After making his first cut here in nine tries Friday, Hayashi did not survive the second cut. He is classified as MDF — Made Cut Did Not Finish — and claimed last-place money ($9,900) at 75—216.

Ex-Kāne'ohe resident Dean Wilson will play today, teeing off at 10:28 a.m.. He is tied for 33rd at 69—207 and looking for a top 10 to get him into the next event.

Allenby and Palmer are looking to win, Allenby for the first time on this tour since 2001 — he has 18 international victories — and Palmer for the third time.

He has never finished better than 28th here, but has found a less-pressure philosophy this week — while reading a story about Zach Johnson — that is working remarkably well.

"It's a big help having a three-shot lead," he said. "That's still a lot of shots to make up in one round of golf, especially if the wind blows again. I'm ecstatic to be where I'm at and I couldn't be in a better place right now with my game and my mind out there."

Yesterday, Palmer hit just six fairways, could not get close to the tough pins (an average of 37 feet after his approach shots) and needed 30 putts.

He has also gone 26 holes without bogey and salvaged par from bunkers on 15 and 16. He called the 16th, where his ball snuggled into the right face and he had to "hammer" it out with closed-face 7-iron to 9 feet, the "best par I ever made."

This morning, the Dallas Cowboy season-ticker holder plans to get up early and watch his team play the Minnesota Vikings, then try to "stay in the moment" in a final round.

"It's worked so far," Palmer said. "But tomorrow will probably be a little bit different. I'm not going to lie, I'm going to be a little anxious, probably a little nervous considering the position. I haven't led wire-to-wire since I've been on tour so I'm pretty excited about what's going on."

Allenby, 38 and with two top-10 finishes here, appears more laid back. It was his first bogey-free round on this tour since May and his only real regret was not birdieing either of the par-5s, or getting a feel for the green speed. He also needed 30 putts.

But Allenby is still standing, and in first place, which did not look promising after he sprained his ankle Monday. He is being extremely cautious because rolling his ankle causes the "sharpest shooting pain in the world."

"Obviously I'm very confident with my whole game," Allenby said. "It's just one element that's sort of restricting me a little bit. I did let it go a little bit more today. There were occasions where I hit some wide tee shots where I just felt pain and I just stopped. I couldn't physically stop my swing. I wish I would have.

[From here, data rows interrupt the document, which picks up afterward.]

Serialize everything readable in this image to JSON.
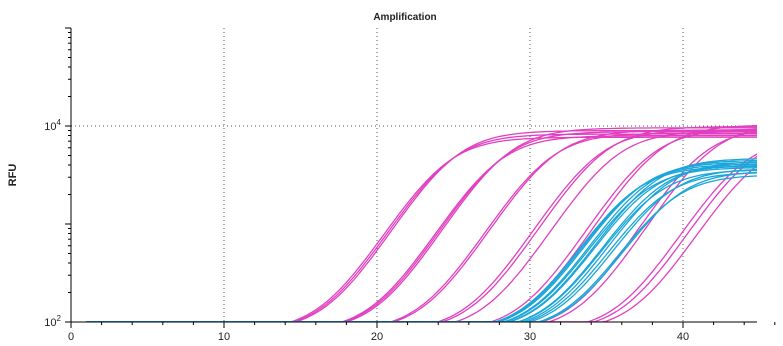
{
  "chart_data": {
    "type": "line",
    "title": "Amplification",
    "xlabel": "",
    "ylabel": "RFU",
    "xlim": [
      0,
      46
    ],
    "ylim": [
      100,
      100000
    ],
    "yscale": "log",
    "grid": true,
    "legend": "none",
    "x_ticks": [
      0,
      10,
      20,
      30,
      40
    ],
    "y_ticks": [
      {
        "value": 100,
        "base": "10",
        "exp": "2"
      },
      {
        "value": 10000,
        "base": "10",
        "exp": "4"
      }
    ],
    "colors": {
      "target_a": "#e040c0",
      "target_b": "#1aa6d8"
    },
    "series": [
      {
        "group": "target_a",
        "ct": 16.6,
        "plateau": 7600
      },
      {
        "group": "target_a",
        "ct": 16.9,
        "plateau": 8200
      },
      {
        "group": "target_a",
        "ct": 17.2,
        "plateau": 8900
      },
      {
        "group": "target_a",
        "ct": 20.0,
        "plateau": 7900
      },
      {
        "group": "target_a",
        "ct": 20.3,
        "plateau": 8700
      },
      {
        "group": "target_a",
        "ct": 20.6,
        "plateau": 9500
      },
      {
        "group": "target_a",
        "ct": 23.3,
        "plateau": 8400
      },
      {
        "group": "target_a",
        "ct": 23.6,
        "plateau": 9000
      },
      {
        "group": "target_a",
        "ct": 26.5,
        "plateau": 9100
      },
      {
        "group": "target_a",
        "ct": 26.9,
        "plateau": 9800
      },
      {
        "group": "target_a",
        "ct": 27.6,
        "plateau": 8800
      },
      {
        "group": "target_a",
        "ct": 30.0,
        "plateau": 9300
      },
      {
        "group": "target_a",
        "ct": 30.5,
        "plateau": 10200
      },
      {
        "group": "target_a",
        "ct": 33.4,
        "plateau": 9600
      },
      {
        "group": "target_a",
        "ct": 34.0,
        "plateau": 10500
      },
      {
        "group": "target_a",
        "ct": 36.0,
        "plateau": 7600
      },
      {
        "group": "target_a",
        "ct": 36.5,
        "plateau": 8000
      },
      {
        "group": "target_a",
        "ct": 37.0,
        "plateau": 7300
      },
      {
        "group": "target_b",
        "ct": 28.8,
        "plateau": 3800
      },
      {
        "group": "target_b",
        "ct": 29.0,
        "plateau": 4000
      },
      {
        "group": "target_b",
        "ct": 29.2,
        "plateau": 4200
      },
      {
        "group": "target_b",
        "ct": 29.4,
        "plateau": 3700
      },
      {
        "group": "target_b",
        "ct": 29.6,
        "plateau": 4400
      },
      {
        "group": "target_b",
        "ct": 29.8,
        "plateau": 3900
      },
      {
        "group": "target_b",
        "ct": 30.0,
        "plateau": 4600
      },
      {
        "group": "target_b",
        "ct": 30.2,
        "plateau": 3500
      },
      {
        "group": "target_b",
        "ct": 30.4,
        "plateau": 4100
      },
      {
        "group": "target_b",
        "ct": 30.6,
        "plateau": 3300
      },
      {
        "group": "target_b",
        "ct": 30.8,
        "plateau": 4300
      },
      {
        "group": "target_b",
        "ct": 31.0,
        "plateau": 3600
      },
      {
        "group": "target_b",
        "ct": 31.3,
        "plateau": 3100
      },
      {
        "group": "target_b",
        "ct": 31.6,
        "plateau": 3400
      }
    ]
  }
}
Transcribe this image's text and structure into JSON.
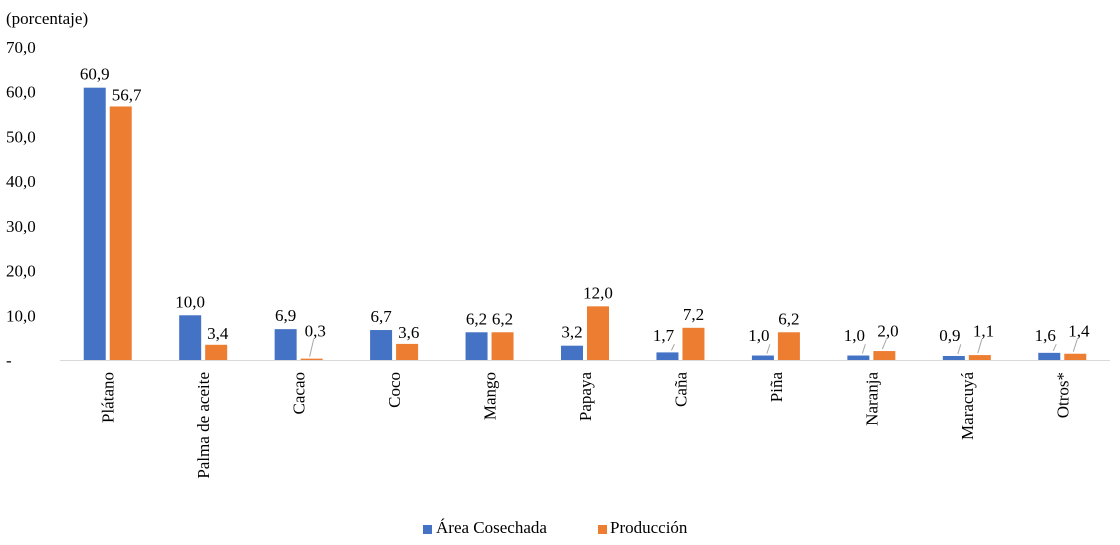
{
  "chart_data": {
    "type": "bar",
    "unit_label": "(porcentaje)",
    "title": "",
    "xlabel": "",
    "ylabel": "",
    "ylim": [
      0,
      70
    ],
    "yticks": [
      0,
      10,
      20,
      30,
      40,
      50,
      60,
      70
    ],
    "ytick_labels": [
      "-",
      "10,0",
      "20,0",
      "30,0",
      "40,0",
      "50,0",
      "60,0",
      "70,0"
    ],
    "grid": false,
    "legend_position": "bottom",
    "categories": [
      "Plátano",
      "Palma de aceite",
      "Cacao",
      "Coco",
      "Mango",
      "Papaya",
      "Caña",
      "Piña",
      "Naranja",
      "Maracuyá",
      "Otros*"
    ],
    "series": [
      {
        "name": "Área Cosechada",
        "color": "#4472C4",
        "values": [
          60.9,
          10.0,
          6.9,
          6.7,
          6.2,
          3.2,
          1.7,
          1.0,
          1.0,
          0.9,
          1.6
        ],
        "labels": [
          "60,9",
          "10,0",
          "6,9",
          "6,7",
          "6,2",
          "3,2",
          "1,7",
          "1,0",
          "1,0",
          "0,9",
          "1,6"
        ]
      },
      {
        "name": "Producción",
        "color": "#ED7D31",
        "values": [
          56.7,
          3.4,
          0.3,
          3.6,
          6.2,
          12.0,
          7.2,
          6.2,
          2.0,
          1.1,
          1.4
        ],
        "labels": [
          "56,7",
          "3,4",
          "0,3",
          "3,6",
          "6,2",
          "12,0",
          "7,2",
          "6,2",
          "2,0",
          "1,1",
          "1,4"
        ]
      }
    ]
  }
}
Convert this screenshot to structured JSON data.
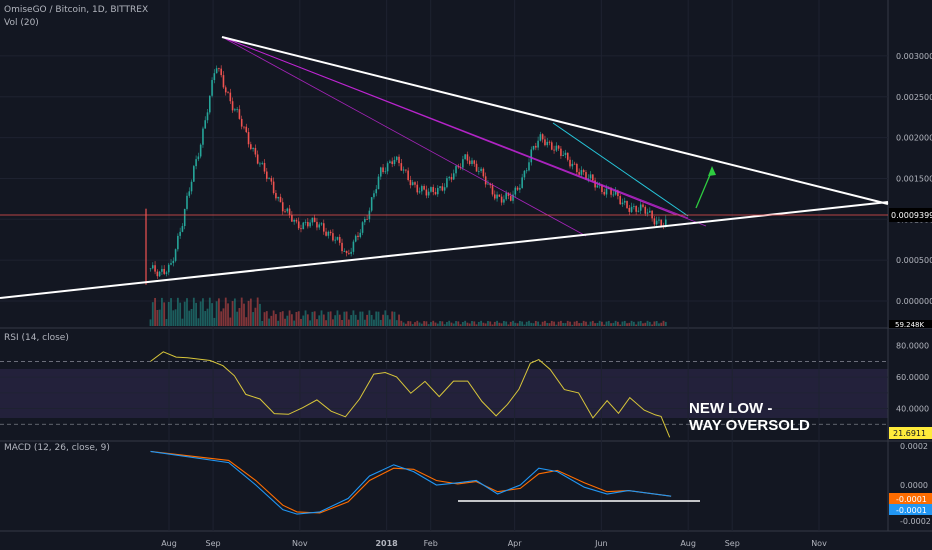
{
  "header": {
    "title": "OmiseGO / Bitcoin, 1D, BITTREX",
    "volume_label": "Vol (20)"
  },
  "price_pane": {
    "axis_ticks": [
      "0.00300000",
      "0.00250000",
      "0.00200000",
      "0.00150000",
      "0.00100000",
      "0.00050000",
      "0.00000000"
    ],
    "last_price": "0.00093998",
    "volume_badge": "59.248K",
    "last_price_color": "#f23645"
  },
  "rsi_pane": {
    "label": "RSI (14, close)",
    "axis_ticks": [
      "80.0000",
      "60.0000",
      "40.0000"
    ],
    "value": "21.6911",
    "annotation_line1": "NEW LOW  -",
    "annotation_line2": "WAY OVERSOLD"
  },
  "macd_pane": {
    "label": "MACD (12, 26, close, 9)",
    "axis_ticks": [
      "0.0002",
      "0.0000",
      "-0.0002"
    ],
    "signal_value": "-0.0001",
    "macd_value": "-0.0001"
  },
  "time_axis": [
    "Aug",
    "Sep",
    "Nov",
    "2018",
    "Feb",
    "Apr",
    "Jun",
    "Aug",
    "Sep",
    "Nov"
  ],
  "colors": {
    "background": "#131722",
    "up": "#26a69a",
    "down": "#ef5350",
    "trendline": "#ffffff",
    "fan": "#c026d3",
    "rsi": "#d8c63a",
    "rsi_band": "#7e57c2",
    "macd": "#2196f3",
    "signal": "#ff6d00",
    "arrow": "#2ecc40",
    "wedge_top": "#26c6da"
  },
  "chart_data": {
    "type": "candlestick",
    "symbol": "OmiseGO / Bitcoin, 1D, BITTREX",
    "ylim": [
      0,
      0.0032
    ],
    "price_path": [
      [
        "2017-07-19",
        0.0004
      ],
      [
        "2017-07-25",
        0.0003
      ],
      [
        "2017-08-02",
        0.00045
      ],
      [
        "2017-08-10",
        0.0009
      ],
      [
        "2017-08-18",
        0.0016
      ],
      [
        "2017-08-24",
        0.002
      ],
      [
        "2017-08-30",
        0.0025
      ],
      [
        "2017-09-03",
        0.0029
      ],
      [
        "2017-09-08",
        0.0027
      ],
      [
        "2017-09-14",
        0.0024
      ],
      [
        "2017-09-20",
        0.0022
      ],
      [
        "2017-09-28",
        0.0019
      ],
      [
        "2017-10-06",
        0.0016
      ],
      [
        "2017-10-14",
        0.00135
      ],
      [
        "2017-10-22",
        0.0011
      ],
      [
        "2017-10-30",
        0.0009
      ],
      [
        "2017-11-08",
        0.001
      ],
      [
        "2017-11-18",
        0.00085
      ],
      [
        "2017-11-26",
        0.0008
      ],
      [
        "2017-12-02",
        0.0006
      ],
      [
        "2017-12-04",
        0.0005
      ],
      [
        "2017-12-12",
        0.00085
      ],
      [
        "2017-12-20",
        0.0011
      ],
      [
        "2017-12-28",
        0.0016
      ],
      [
        "2018-01-06",
        0.00175
      ],
      [
        "2018-01-14",
        0.00155
      ],
      [
        "2018-01-22",
        0.0014
      ],
      [
        "2018-01-30",
        0.0013
      ],
      [
        "2018-02-08",
        0.0014
      ],
      [
        "2018-02-18",
        0.00155
      ],
      [
        "2018-02-26",
        0.0018
      ],
      [
        "2018-03-06",
        0.0016
      ],
      [
        "2018-03-14",
        0.0014
      ],
      [
        "2018-03-22",
        0.00125
      ],
      [
        "2018-03-30",
        0.00125
      ],
      [
        "2018-04-06",
        0.0015
      ],
      [
        "2018-04-14",
        0.00185
      ],
      [
        "2018-04-20",
        0.002
      ],
      [
        "2018-04-28",
        0.0019
      ],
      [
        "2018-05-06",
        0.00175
      ],
      [
        "2018-05-14",
        0.00165
      ],
      [
        "2018-05-22",
        0.0015
      ],
      [
        "2018-05-30",
        0.0014
      ],
      [
        "2018-06-07",
        0.00135
      ],
      [
        "2018-06-15",
        0.0012
      ],
      [
        "2018-06-23",
        0.00115
      ],
      [
        "2018-07-01",
        0.0011
      ],
      [
        "2018-07-09",
        0.001
      ],
      [
        "2018-07-17",
        0.00094
      ]
    ],
    "last_price": 0.00093998,
    "trendlines": {
      "upper": [
        [
          "2017-09-03",
          0.00295
        ],
        [
          "2018-12-18",
          0.00106
        ]
      ],
      "lower": [
        [
          "2017-06-01",
          5e-05
        ],
        [
          "2018-12-28",
          0.00107
        ]
      ],
      "support": [
        "0.00093998"
      ]
    },
    "rsi": {
      "period": 14,
      "levels": [
        70,
        30
      ],
      "ylim": [
        20,
        90
      ],
      "values": [
        [
          "2017-07-19",
          70
        ],
        [
          "2017-07-28",
          76
        ],
        [
          "2017-08-06",
          73
        ],
        [
          "2017-08-14",
          72
        ],
        [
          "2017-08-22",
          72
        ],
        [
          "2017-08-30",
          70
        ],
        [
          "2017-09-08",
          68
        ],
        [
          "2017-09-16",
          60
        ],
        [
          "2017-09-24",
          50
        ],
        [
          "2017-10-04",
          45
        ],
        [
          "2017-10-14",
          38
        ],
        [
          "2017-10-24",
          35
        ],
        [
          "2017-11-03",
          42
        ],
        [
          "2017-11-13",
          44
        ],
        [
          "2017-11-23",
          40
        ],
        [
          "2017-12-03",
          33
        ],
        [
          "2017-12-13",
          48
        ],
        [
          "2017-12-23",
          60
        ],
        [
          "2017-12-31",
          65
        ],
        [
          "2018-01-08",
          58
        ],
        [
          "2018-01-18",
          52
        ],
        [
          "2018-01-28",
          55
        ],
        [
          "2018-02-07",
          50
        ],
        [
          "2018-02-17",
          55
        ],
        [
          "2018-02-27",
          60
        ],
        [
          "2018-03-09",
          42
        ],
        [
          "2018-03-19",
          38
        ],
        [
          "2018-03-27",
          40
        ],
        [
          "2018-04-04",
          55
        ],
        [
          "2018-04-12",
          66
        ],
        [
          "2018-04-18",
          74
        ],
        [
          "2018-04-26",
          62
        ],
        [
          "2018-05-06",
          55
        ],
        [
          "2018-05-16",
          47
        ],
        [
          "2018-05-26",
          37
        ],
        [
          "2018-06-05",
          42
        ],
        [
          "2018-06-13",
          40
        ],
        [
          "2018-06-21",
          44
        ],
        [
          "2018-07-01",
          42
        ],
        [
          "2018-07-09",
          33
        ],
        [
          "2018-07-13",
          38
        ],
        [
          "2018-07-19",
          21.69
        ]
      ]
    },
    "macd": {
      "params": "12, 26, close, 9",
      "ylim": [
        -0.00028,
        0.00026
      ],
      "macd_line": [
        [
          "2017-07-19",
          0.0003
        ],
        [
          "2017-09-12",
          0.0002
        ],
        [
          "2017-10-01",
          0.0
        ],
        [
          "2017-10-20",
          -0.00022
        ],
        [
          "2017-10-30",
          -0.00026
        ],
        [
          "2017-11-15",
          -0.00024
        ],
        [
          "2017-12-05",
          -0.00012
        ],
        [
          "2017-12-20",
          8e-05
        ],
        [
          "2018-01-06",
          0.00018
        ],
        [
          "2018-01-20",
          0.00012
        ],
        [
          "2018-02-05",
          0.0
        ],
        [
          "2018-02-20",
          2e-05
        ],
        [
          "2018-03-05",
          4e-05
        ],
        [
          "2018-03-20",
          -8e-05
        ],
        [
          "2018-04-05",
          0.0
        ],
        [
          "2018-04-18",
          0.00015
        ],
        [
          "2018-05-01",
          0.00012
        ],
        [
          "2018-05-20",
          -2e-05
        ],
        [
          "2018-06-05",
          -8e-05
        ],
        [
          "2018-06-20",
          -5e-05
        ],
        [
          "2018-07-20",
          -0.0001
        ]
      ],
      "signal_line": [
        [
          "2017-07-19",
          0.0003
        ],
        [
          "2017-09-12",
          0.00022
        ],
        [
          "2017-10-01",
          4e-05
        ],
        [
          "2017-10-20",
          -0.00018
        ],
        [
          "2017-10-30",
          -0.00024
        ],
        [
          "2017-11-15",
          -0.00025
        ],
        [
          "2017-12-05",
          -0.00015
        ],
        [
          "2017-12-20",
          4e-05
        ],
        [
          "2018-01-06",
          0.00015
        ],
        [
          "2018-01-20",
          0.00014
        ],
        [
          "2018-02-05",
          4e-05
        ],
        [
          "2018-02-20",
          1e-05
        ],
        [
          "2018-03-05",
          3e-05
        ],
        [
          "2018-03-20",
          -6e-05
        ],
        [
          "2018-04-05",
          -3e-05
        ],
        [
          "2018-04-18",
          0.0001
        ],
        [
          "2018-05-01",
          0.00013
        ],
        [
          "2018-05-20",
          2e-05
        ],
        [
          "2018-06-05",
          -6e-05
        ],
        [
          "2018-06-20",
          -5e-05
        ],
        [
          "2018-07-20",
          -0.0001
        ]
      ],
      "support_level": -0.0001
    }
  }
}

"But there were times where I just let it go, and I hit some great shots, and I tried to do that a lot more today knowing that today is the day where I need to just move up a little bit more than what I've been doing. I think 3-under today was a pretty good score."

Today Allenby finds out if it is good enough. He admits putting has held him back in the past and believes he has "addressed that situation." Today will be a true test, for his putter and his ankle.


Hilo pro Kevin Hayashi ended up doing much of his own yardage marking after caddie/brother Darren injured an ankle early in yesterday's round. Darren said he got twisted up in a sprinkler hole that made walking the 7,068-yard course painfu. Limping, Darren persisted and finished the round.

For the second straight year, Punahou graduate Parker McLachlin is pledging $50 to the Hawai'i State Junior Golf Association for every birdie he makes in his five stops on the West Coast Swing. McLachlin missed the cut this week, but had seven birdies. Waikoloa Beach Resort, which sponsors McLachlin on tour, matches his pledge, giving the HSJGA $700 in the opening week of Birdies for Juniors. Fans and organizations interested in supporting the program can visit HSJGA.org.

Eight former Sony Open in Hawai'i winners will play in the Mitsubishi Electric Championship at Hualālai, which starts Friday on the Big Island. Andy Bean (1980), John Cook (1992), Ben Crenshaw (1976), Hale Irwin (1981), Bruce Lietzke (1977), Mark O'Meara (1985), Corey Pavin (1986 and '87) and Jeff Sluman (1999) are in the winners-only field that opens the Champions Tour's year.